Three-dimensional solubility parameters and chemical protective clothing permeation. II. Modeling diffusion coefficients, breakthrough times, and steady-state permeation rates of organic solvents in Viton® gloves

Abstract

Three-dimensional (3-D) solubility parameters are used in separate models of the solubility, S , and diffusion coefficient, D , of organic solvents in polymers. Modeled values of these variables are then combined in Fickian diffusion equations to estimate solvent breakthrough times (BT) and steady-state permeation rates (SSPR).
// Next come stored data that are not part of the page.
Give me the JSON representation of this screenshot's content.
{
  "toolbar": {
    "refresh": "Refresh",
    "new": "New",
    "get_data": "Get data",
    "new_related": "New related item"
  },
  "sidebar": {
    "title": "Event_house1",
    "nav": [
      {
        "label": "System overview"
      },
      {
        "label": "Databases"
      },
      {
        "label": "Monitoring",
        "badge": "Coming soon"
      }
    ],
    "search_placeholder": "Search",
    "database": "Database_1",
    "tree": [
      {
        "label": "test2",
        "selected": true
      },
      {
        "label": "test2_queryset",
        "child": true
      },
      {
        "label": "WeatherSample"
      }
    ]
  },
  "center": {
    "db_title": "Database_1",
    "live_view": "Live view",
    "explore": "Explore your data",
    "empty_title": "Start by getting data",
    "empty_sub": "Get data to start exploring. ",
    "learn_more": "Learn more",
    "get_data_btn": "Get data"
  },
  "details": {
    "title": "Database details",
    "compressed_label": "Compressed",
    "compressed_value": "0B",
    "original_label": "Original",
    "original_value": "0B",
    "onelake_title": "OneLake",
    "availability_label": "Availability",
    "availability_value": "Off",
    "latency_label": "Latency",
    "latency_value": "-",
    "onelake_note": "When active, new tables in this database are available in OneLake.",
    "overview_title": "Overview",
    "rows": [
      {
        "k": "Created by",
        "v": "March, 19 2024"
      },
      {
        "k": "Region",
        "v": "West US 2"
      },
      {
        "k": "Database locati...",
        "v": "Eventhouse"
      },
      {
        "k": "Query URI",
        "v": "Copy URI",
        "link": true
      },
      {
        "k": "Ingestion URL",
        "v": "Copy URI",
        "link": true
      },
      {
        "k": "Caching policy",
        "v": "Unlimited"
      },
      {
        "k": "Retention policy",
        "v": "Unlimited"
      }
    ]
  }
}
Published data on the permeation of 18 solvents through commercial Viton® glove samples are used to test the accuracy of the approach. Estimates of S are determined based on the model described in the preceding article. Of several empirical correlations investigated to model D , best results are achieved using the product of the solvent molar volume, V 1 , and either the weighted solvent-Viton 3-D solubility parameter difference, A w , or the Flory interaction parameter, X , also calculated from 3-D solubility parameters. To account for the change in the value of D over the course of the permeation test, D values are evaluated at breakthrough and steady state. Modeled BT values within a factor of three of experimental values (typically within a factor of two) are obtained for the 15 solvents for which analytical detection limits were reported. Modeled SSPR values within a factor of six of experimental values (typically within a factor of four) are obtained for the 15 solvents with valid SSPR measurements. © 1993 John Wiley & Sons, Inc.